In the late 1990’s, the Schleimer laboratory, once again working together with Bruce Bochner’s laboratory, co-discovered Siglec-8 (or sialoadhesin factor-2, SAF-2).8 Siglec-8 is selectively expressed on human eosinophils and mast cells, and the engagement of Siglec-8 with a monoclonal antibody or its natural ligands induces the death of eosinophils and inhibits mast cell degranulation. Anti-Siglec-8 antibody (AK002, lirentelimab) is currently in clinical trials for several eosinophilic disorders.9
In 2004, Bob moved to Northwestern University Feinberg School of Medicine and became the chief in the division of Allergy and Immunology and a Roy & Elaine Patterson Professor of Medicine. Although there was only a CLIA laboratory in this division before his arrival, Bob successfully recruited multiple faculty members and developed several research laboratories in this division. Bob, together with Dr. Robert Kern, a surgeon and Chairman of the Department of Otolaryngology, developed the Sinus and Allergy Center at Northwestern to focus on translational research in chronic rhinosinusitis (CRS). At the time, basic research in CRS was far behind compared to other airway inflammatory diseases including asthma and allergic rhinitis especially in the US. Bob contributed to the CRS field for 16 years and has published over 100 manuscripts on CRS.10 He also currently serves as the program director for the Chronic Rhinosinusitis Integrative Studies Program funded by NIH/NIAID. Bob is now one of the key leaders in this field in the world.

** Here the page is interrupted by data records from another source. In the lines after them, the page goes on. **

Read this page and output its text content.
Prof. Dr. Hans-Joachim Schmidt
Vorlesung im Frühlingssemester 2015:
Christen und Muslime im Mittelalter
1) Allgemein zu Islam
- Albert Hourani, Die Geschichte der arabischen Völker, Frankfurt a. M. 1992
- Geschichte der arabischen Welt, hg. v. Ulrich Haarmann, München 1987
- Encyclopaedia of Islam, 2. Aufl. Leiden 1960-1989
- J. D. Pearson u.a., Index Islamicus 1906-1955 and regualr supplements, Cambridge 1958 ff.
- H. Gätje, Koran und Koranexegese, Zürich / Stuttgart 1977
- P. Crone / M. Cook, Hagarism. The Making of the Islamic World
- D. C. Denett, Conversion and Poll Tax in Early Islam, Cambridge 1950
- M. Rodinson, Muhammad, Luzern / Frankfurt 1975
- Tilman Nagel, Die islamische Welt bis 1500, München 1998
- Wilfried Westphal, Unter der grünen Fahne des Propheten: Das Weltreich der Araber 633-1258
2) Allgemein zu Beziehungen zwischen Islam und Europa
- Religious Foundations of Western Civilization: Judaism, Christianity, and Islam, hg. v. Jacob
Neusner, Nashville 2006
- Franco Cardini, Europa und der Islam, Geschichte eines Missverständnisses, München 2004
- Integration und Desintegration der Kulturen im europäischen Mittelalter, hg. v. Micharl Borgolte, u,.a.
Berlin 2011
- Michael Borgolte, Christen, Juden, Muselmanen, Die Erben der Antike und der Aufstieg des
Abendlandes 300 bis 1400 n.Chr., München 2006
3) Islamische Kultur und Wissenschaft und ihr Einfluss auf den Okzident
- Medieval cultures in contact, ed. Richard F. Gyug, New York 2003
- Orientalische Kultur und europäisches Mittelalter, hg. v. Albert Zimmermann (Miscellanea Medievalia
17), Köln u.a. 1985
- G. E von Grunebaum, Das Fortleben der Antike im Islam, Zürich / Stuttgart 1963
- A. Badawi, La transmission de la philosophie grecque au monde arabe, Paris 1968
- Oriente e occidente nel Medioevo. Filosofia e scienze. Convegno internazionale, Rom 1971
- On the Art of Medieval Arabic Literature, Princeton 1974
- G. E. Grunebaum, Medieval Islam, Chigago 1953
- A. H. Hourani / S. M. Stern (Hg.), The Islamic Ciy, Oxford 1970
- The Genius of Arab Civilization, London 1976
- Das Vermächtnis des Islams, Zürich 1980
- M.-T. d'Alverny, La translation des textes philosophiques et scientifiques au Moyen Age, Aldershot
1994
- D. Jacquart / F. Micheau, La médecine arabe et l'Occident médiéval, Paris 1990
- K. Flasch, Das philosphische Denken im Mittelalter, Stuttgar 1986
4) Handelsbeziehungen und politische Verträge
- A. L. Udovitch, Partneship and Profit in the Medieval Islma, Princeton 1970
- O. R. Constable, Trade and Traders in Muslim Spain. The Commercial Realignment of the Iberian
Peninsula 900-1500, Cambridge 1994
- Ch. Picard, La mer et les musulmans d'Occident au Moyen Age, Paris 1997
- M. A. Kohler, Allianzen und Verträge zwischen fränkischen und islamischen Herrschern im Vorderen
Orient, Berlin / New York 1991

Dr. Schleimer has published over 390 peer-reviewed papers with an H index of 88 and has been recognized by the ISI as being among the top 0.5% of the most highly cited investigators over the last 20 years. He actively contributes to research on the mechanisms of allergic diseases and chronic rhinosinusitis, and true to his background in pharmacology, several of his discoveries served as underpinnings for drug development in allergic and other diseases. Between his time at Johns Hopkins and at Northwestern, he trained over 50 highly successful scientists, many of whom are full professors and leaders in Allergy/Immunology/Respiratory/Dermatology fields throughout the world. His impact on current and future generations of physicians and scientists will be long-lasting.